El secretario general de la ONU Ban Ki-moon dijo el lunes que es responsabilidad del gobierno sirio garantizar la libertad de movimiento dentro del país a los observadores del organismo internacional que monitorean la tregua decretada hace cinco días en el país, la cual parece estarse desmoronando debido a que fuerzas del gobierno atacaron el bastión opositor de Homs con artillería de proyectiles y morteros, según dijeron activistas.

Aunque la violencia en general ha declinado considerablemente, los ataques del gobierno durante el fin de semana han provocado nuevas dudas sobre el compromiso del presidente Bashar Assad con el plan del enviado especial Kofi Annan para poner fin a los 13 meses de violencia e iniciar conversaciones sobre el futuro político de Siria.

El grupo de avanzada de seis observadores de la ONU llegó a Damasco el domingo por la noche y estaba negociando las normas básicas de la misión con autoridades sirias.

Ban, hablando con reporteros en Bruselas, hizo un llamado al régimen de Assad para que garantice que los observadores no serán obstaculizados de ninguna manera en su misión

"Es responsabilidad del gobierno sirio garantizar la libertad de acceso, libertad de movimiento dentro del país", señaló. "Se les debe permitir trasladarse libremente a cualquier lugar donde podrán observar este cese de la violencia", señaló.

Ban calificó el cese al fuego como "muy frágil", pero dijo que era esencial que se mantenga para que "pueda continuar un diálogo político". Agregó que las fuerzas de oposición "deberían también cooperar totalmente".

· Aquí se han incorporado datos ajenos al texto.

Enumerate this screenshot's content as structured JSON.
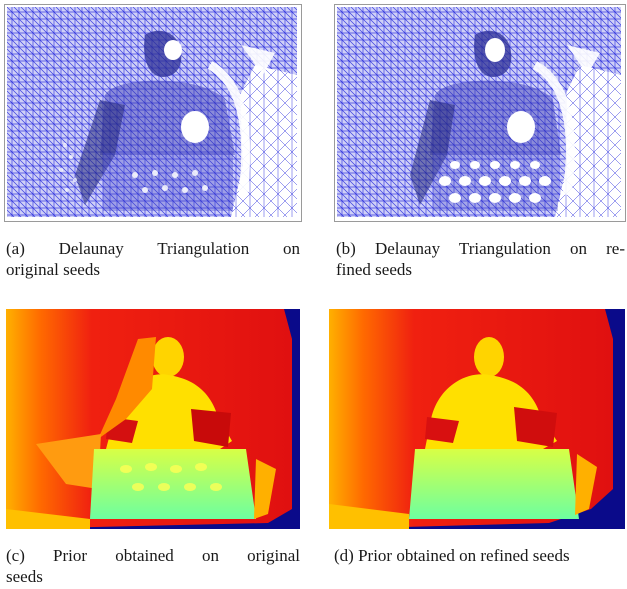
{
  "figure": {
    "panels": [
      {
        "id": "a",
        "kind": "triangulation",
        "caption_line1": "(a) Delaunay Triangulation on",
        "caption_line2": "original seeds",
        "mesh_color": "#3b3ee0"
      },
      {
        "id": "b",
        "kind": "triangulation",
        "caption_line1": "(b) Delaunay Triangulation on re-",
        "caption_line2": "fined seeds",
        "mesh_color": "#3b3ee0"
      },
      {
        "id": "c",
        "kind": "depth-prior",
        "caption_line1": "(c) Prior obtained on original",
        "caption_line2": "seeds",
        "colormap": [
          "#e01010",
          "#ff6a00",
          "#ffd000",
          "#ffff30",
          "#7dff7d",
          "#0a0a8a"
        ]
      },
      {
        "id": "d",
        "kind": "depth-prior",
        "caption_line1": "(d) Prior obtained on refined seeds",
        "caption_line2": "",
        "colormap": [
          "#e01010",
          "#ff6a00",
          "#ffd000",
          "#ffff30",
          "#7dff7d",
          "#0a0a8a"
        ]
      }
    ]
  }
}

Ban indicó que la ONU planea incrementar el grupo de avanzada a 30 personas, todas ellas desarmadas, y que se espera que el Consejo de Seguridad del organismo autorice más tarde durante esta semana un equipo formal de monitoreo de aproximadamente 250 personas.

El portavoz de Annan, Ahmad Fawzi, dijo que el equipo está encabezado por el coronel marroquí Ahmed Himmiche, y que los otros observadores llegarán en los próximos días.

El Consejo de Seguridad exigió acceso total al equipo de la ONU, pero el régimen podría tratar de crear obstáculos. El fracaso a inicios del año de una misión de observadores de la Liga Arabe fue atribuido en parte a restricciones impuestas por el régimen a los monitores, incluida la imposición de que viajaran con supervisores del gobierno.

Fawzi dijo en un comunicado emitido el lunes en Ginebra que la misión "comenzará con la apertura de una oficina y conversará con el gobierno sirio y las fuerzas de oposición para que las partes comprendan perfectamente el papel de los observadores", señaló.

"Iniciaremos nuestra misión tan pronto como sea posible y esperamos que será un éxito", destacó Himmiche en declaraciones a The Associated Press cuando salía de su hotel en Damasco junto con los miembros de su equipo el lunes por la mañana.

La comunidad internacional espera que los observadores de la ONU sean capaces de estabilizar el cese al fuego, el cual inició formalmente el jueves, aunque han persistido focos de violencia, particularmente en las ciudades centrales de Hama y Homs.

Tarek Badrakhan, un activista del destrozado y casi desierto distrito de Jaldiyé, en Homs, dijo que el régimen reanudó el lunes temprano su bombardeo intenso contra el barrio por tercer día consecutivo.

"El bombardeo no ha parado ni un minuto desde esta mañana. Hay edificios incendiados en este momento", señaló vía Skype.

Dos grupos activistas, Comités de Coordinación Local y el Observatorio Sirio de Derechos Humanos, con sede en Inglaterra, confirmaron el bombardeo intenso contra Homs y agregaron que dos personas murieron el lunes en Hama cuando fuerzas de seguridad dispararon a su vehículo.